The strongest forest carbon sinks in eastern forests are within landscapes not completely dominated by forests. Using a new framework for forest carbon accounting, a team of USDA Forest Service scientists found that landscapes with 50-60 percent forest land use had statistically the same sink strength as landscapes with 90-100 percent forest.

"Monitoring Network Confirms Land Use Change is a Substantial Component of the Forest Carbon Sink in the Eastern United States," a study by Forest Service scientists and collaborators, describes land use change as a substantial part of a strong forest carbon sink in the Eastern United States.

"Land use has changed dramatically throughout the nation's history, and as we become a more urban nation - 83 percent of our population now lives in urban areas - we will certainly see continued fluctuation in how we use land," said Michael T. Rains, Director of the Northern Research Station and Forest Products Laboratory.

"Land use accounting of forest carbon will benefit Americans across our country by helping ensure that effective forest management contributes to reducing the effects of a changing climate by maximizing carbon storage."

The contemporary forest carbon sink of the eastern U.S. is still affected by the conversion of forests to pastures or croplands beginning 300 years ago and extending into the early 20th century. At times, younger or recovering forests can annually sequester more carbon than more fully mature forests.

A combination of these old farms being abandoned and overtaken by forests in recent decades and the evolution of modern forest management has helped increase the strength of the forest carbon sink in a region that includes the Great Lakes states, New England and Appalachia.

Scientists with the Northern Research Station and Southern Research Station used region-wide forest inventory data to examine forest carbon pools by three general land use categories: forest, agriculture, and settlement/other.

An examination of mean annual change in forest carbon stocks across the three land use classes showed the highest rates of net carbon increase were found in landscapes with moderately high forest area and minor amounts of agriculture; forest carbon stocks increased in almost every land use change situation except when forest land use loss exceeded 6 percent.

Land use change is recognized as an important part of the forest carbon equation, but this is the first study to address land use accounting of forest carbon stock emissions/transfers across the East's diverse forest ecosystems.

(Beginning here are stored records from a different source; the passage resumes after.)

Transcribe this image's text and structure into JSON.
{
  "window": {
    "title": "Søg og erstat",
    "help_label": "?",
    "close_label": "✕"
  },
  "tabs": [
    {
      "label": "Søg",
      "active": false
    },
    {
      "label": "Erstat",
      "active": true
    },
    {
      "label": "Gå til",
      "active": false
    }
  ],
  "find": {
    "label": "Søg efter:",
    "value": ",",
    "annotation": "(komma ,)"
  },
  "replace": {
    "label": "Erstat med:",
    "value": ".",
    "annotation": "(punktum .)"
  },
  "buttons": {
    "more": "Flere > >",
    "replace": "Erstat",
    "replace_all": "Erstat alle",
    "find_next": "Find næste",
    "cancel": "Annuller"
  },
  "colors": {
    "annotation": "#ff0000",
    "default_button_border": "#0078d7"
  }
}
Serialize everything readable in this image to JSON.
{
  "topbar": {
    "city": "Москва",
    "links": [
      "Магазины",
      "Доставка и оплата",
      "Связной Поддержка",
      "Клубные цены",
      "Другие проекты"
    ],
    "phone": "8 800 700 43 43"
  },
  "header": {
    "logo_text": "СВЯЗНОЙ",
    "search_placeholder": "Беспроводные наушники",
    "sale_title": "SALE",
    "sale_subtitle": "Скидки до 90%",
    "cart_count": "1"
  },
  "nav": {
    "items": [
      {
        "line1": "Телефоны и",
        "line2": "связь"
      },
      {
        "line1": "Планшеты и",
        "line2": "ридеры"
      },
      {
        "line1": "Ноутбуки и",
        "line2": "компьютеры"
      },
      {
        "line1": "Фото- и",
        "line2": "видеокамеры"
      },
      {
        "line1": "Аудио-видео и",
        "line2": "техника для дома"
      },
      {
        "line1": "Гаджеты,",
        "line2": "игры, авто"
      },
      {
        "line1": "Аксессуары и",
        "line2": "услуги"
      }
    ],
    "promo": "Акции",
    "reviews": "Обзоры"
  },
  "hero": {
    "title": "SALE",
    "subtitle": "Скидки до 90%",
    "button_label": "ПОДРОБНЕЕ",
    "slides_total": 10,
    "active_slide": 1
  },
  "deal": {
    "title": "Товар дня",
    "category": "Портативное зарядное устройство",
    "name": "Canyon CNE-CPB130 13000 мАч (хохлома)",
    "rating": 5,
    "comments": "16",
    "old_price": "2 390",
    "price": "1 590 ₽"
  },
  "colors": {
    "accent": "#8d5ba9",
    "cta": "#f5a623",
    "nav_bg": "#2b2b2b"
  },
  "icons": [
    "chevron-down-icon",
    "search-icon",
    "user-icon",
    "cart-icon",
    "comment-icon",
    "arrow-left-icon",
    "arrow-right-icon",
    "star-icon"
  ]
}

"Protecting forests may not be the only approach to sequestering more carbon from the atmosphere," said Christopher Woodall, a research forester with the Northern Research Station and the study's lead author.

"An additional approach that our research indicates has merit is to emphasize establishing new forests and ensuring forest growth across multiple land use landscapes."

The study's co-authors include Brian F. Walters, Grant Domke, and Paul Sowers of the Northern Research Station; John W. Coulston of the Southern Research Station, Tony D'Amato of the University of Vermont, and Matthew B. Russell of the University of Minnesota. The study was published in the journal Scientific Reports.